Le responsable arrive, comme toujours très courtois et s'exprimant en Français. Il commence les formalités et à partir du nom du bateau, me cite notre état civil complet (les deux prénoms, etc.). Ah bon ! les marinas ont donc une base de donnée commune, système plutôt élaboré, même si c'est techniquement facile. Je n'ai jamais vu ça pendant nos escales en France. On est suivi depuis notre entrée au Portugal.

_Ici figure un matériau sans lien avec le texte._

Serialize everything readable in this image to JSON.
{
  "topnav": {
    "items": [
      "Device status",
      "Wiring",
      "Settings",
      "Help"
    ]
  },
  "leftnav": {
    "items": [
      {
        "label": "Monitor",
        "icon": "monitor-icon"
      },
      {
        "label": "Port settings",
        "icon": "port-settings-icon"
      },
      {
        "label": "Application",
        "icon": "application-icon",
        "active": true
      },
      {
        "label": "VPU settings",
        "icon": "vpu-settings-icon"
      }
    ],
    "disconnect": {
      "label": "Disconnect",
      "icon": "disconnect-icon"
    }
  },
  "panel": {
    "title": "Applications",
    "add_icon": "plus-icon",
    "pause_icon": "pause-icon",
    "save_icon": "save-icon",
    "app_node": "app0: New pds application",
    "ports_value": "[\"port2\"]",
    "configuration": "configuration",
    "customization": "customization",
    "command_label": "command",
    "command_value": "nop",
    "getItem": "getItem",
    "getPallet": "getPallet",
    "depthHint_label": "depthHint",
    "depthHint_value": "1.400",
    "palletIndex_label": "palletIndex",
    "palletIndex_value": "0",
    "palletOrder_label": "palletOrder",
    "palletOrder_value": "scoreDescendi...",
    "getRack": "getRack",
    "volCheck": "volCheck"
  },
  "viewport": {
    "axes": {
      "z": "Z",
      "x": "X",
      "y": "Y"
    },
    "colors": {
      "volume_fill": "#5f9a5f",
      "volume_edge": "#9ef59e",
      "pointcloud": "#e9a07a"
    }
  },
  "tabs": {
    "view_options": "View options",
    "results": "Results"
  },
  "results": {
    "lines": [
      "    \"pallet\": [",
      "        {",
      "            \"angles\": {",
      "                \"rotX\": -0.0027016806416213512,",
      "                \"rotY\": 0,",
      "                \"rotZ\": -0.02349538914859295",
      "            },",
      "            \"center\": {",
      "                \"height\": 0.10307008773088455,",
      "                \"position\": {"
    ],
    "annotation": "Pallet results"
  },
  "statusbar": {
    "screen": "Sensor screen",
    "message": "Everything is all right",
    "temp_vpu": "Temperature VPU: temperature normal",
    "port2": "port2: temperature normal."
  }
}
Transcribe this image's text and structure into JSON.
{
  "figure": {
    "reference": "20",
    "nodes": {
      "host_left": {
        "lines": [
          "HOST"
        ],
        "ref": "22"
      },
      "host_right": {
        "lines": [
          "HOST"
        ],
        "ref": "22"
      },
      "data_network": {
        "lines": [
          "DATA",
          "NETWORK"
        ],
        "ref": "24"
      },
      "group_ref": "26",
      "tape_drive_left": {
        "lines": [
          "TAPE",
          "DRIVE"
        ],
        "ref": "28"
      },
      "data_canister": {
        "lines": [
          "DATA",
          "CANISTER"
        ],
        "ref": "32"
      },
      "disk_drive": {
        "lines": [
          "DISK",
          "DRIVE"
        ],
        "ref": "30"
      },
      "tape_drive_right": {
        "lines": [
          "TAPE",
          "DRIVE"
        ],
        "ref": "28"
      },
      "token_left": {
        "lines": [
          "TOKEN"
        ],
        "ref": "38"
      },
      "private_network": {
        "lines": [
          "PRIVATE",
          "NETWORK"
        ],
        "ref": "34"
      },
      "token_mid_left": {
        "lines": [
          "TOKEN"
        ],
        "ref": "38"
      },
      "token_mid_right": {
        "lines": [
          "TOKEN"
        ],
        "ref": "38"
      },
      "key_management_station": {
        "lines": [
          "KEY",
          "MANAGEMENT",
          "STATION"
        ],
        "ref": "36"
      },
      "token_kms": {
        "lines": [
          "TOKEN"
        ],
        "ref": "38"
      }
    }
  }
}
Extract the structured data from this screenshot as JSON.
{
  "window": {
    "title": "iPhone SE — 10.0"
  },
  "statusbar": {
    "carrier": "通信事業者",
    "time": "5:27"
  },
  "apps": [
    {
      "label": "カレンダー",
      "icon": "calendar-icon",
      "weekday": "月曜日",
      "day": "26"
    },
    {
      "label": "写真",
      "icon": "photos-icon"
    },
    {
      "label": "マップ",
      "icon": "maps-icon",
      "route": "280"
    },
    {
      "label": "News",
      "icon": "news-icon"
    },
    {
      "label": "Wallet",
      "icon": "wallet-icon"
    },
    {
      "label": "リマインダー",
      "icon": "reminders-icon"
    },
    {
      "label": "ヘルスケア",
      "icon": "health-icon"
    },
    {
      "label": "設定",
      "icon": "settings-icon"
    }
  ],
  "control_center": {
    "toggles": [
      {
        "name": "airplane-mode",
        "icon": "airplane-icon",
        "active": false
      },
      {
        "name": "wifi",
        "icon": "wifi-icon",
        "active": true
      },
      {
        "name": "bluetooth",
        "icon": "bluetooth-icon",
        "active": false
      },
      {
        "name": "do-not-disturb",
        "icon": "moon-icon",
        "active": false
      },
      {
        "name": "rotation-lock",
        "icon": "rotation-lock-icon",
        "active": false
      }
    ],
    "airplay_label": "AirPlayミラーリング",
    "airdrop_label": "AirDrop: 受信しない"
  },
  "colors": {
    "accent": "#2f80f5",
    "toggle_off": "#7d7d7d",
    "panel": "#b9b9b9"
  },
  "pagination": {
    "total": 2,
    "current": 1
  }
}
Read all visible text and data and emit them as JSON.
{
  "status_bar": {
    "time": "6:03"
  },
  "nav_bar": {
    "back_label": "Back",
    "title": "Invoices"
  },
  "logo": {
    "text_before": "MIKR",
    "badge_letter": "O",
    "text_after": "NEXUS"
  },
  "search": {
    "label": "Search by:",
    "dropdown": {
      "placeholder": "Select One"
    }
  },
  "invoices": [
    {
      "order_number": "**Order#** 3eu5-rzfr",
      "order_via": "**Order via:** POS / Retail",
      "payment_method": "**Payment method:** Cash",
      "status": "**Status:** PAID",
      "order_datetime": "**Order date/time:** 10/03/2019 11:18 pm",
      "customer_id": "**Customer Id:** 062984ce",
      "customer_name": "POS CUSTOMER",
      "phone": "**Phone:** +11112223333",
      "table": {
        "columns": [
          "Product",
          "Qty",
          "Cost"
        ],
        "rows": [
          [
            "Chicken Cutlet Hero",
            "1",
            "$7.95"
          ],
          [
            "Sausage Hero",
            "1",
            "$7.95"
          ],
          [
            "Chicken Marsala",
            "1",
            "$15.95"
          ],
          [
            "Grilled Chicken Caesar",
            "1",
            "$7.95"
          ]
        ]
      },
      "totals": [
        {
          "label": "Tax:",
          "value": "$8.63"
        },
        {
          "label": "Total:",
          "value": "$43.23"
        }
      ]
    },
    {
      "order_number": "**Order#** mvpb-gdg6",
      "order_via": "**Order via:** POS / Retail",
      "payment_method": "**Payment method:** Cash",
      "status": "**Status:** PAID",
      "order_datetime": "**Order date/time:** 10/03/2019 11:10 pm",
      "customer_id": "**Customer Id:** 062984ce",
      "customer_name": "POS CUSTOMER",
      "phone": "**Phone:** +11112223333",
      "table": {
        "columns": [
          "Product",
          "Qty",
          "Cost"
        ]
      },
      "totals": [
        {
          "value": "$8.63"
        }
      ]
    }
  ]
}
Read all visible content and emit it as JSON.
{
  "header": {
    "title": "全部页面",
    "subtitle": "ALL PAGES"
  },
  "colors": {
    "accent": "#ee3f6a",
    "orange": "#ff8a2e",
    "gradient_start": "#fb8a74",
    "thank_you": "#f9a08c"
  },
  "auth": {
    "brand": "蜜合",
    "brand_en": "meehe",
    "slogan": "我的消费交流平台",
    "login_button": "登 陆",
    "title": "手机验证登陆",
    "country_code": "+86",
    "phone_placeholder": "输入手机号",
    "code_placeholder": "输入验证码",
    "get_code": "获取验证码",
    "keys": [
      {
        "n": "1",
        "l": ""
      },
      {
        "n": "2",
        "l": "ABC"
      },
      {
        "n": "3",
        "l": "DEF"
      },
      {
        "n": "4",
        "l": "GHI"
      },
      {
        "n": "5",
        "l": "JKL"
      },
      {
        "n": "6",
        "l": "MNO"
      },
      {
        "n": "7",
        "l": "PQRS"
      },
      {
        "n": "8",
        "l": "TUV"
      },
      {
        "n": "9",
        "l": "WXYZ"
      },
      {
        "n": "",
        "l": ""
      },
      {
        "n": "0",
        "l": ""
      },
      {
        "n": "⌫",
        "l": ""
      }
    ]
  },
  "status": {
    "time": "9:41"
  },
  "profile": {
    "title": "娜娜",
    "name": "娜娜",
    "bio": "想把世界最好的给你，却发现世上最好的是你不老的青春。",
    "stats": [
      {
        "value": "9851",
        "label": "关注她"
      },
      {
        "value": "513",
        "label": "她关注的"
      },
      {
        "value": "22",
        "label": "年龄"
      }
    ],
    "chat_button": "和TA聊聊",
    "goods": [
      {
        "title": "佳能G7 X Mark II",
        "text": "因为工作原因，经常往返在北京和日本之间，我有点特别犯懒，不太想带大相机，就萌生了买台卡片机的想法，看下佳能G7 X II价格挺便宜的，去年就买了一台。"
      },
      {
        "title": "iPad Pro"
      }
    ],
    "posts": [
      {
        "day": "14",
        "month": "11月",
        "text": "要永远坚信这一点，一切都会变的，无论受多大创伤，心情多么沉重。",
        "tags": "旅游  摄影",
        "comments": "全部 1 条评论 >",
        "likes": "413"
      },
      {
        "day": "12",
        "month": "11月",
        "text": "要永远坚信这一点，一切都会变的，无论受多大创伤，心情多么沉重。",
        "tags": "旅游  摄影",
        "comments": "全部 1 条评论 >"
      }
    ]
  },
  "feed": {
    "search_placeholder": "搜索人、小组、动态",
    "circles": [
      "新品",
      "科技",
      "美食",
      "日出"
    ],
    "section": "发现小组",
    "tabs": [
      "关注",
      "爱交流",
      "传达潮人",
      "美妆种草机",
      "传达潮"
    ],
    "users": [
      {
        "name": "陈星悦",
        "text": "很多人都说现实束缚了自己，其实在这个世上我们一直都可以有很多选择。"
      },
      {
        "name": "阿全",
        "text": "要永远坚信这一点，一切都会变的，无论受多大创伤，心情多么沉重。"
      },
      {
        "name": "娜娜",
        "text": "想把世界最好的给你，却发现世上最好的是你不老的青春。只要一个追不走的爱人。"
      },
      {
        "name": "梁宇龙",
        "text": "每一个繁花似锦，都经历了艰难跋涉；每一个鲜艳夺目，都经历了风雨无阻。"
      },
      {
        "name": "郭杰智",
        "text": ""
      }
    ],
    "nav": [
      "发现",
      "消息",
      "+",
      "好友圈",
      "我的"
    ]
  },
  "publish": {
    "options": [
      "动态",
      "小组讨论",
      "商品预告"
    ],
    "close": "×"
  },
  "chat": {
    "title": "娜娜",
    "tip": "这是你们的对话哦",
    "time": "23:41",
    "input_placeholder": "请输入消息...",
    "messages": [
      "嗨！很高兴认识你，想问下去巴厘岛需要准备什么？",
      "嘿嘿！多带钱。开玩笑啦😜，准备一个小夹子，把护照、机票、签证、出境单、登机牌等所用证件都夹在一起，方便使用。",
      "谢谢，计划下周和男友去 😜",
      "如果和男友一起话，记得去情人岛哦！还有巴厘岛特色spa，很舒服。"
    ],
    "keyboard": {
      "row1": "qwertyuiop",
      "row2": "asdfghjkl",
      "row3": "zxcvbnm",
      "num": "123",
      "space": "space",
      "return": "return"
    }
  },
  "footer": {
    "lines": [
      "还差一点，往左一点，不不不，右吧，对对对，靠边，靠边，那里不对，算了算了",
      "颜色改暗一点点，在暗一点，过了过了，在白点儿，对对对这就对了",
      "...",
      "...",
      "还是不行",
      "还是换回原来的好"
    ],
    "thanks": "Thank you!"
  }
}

Passer dans un nouveau port est l'occasion d'observer les autres bateaux sur les pontons. Ici plusieurs bateaux au "look" du voyage au long cours, qui émane de certains signes. Notre voisin est un solide bateau en acier, au pont doté de magnifiques bollards. C'est le style des années 60, sur le modèle imprimé par Moitessier. Tout son accastillage est plein d'astuces facilitant la manoeuvre. On y sent une longue réflexion et optimisation. Plus loin, un bateau dispose d'un régulateur d'allure assez rare, doté d'une énorme pale aérienne, d'une pale pendulaire et d'un safran auxiliaire, la totale, un peu lourd à mon goût, mais probablement performant et d'une robustesse à toute épreuve. Promis, je ferai un topo sur le régulateur d'allure quand nous mettrons le nôtre en service. Pour le moment, il manque quelques matelotages pour qu'il soit totalement opérationnel.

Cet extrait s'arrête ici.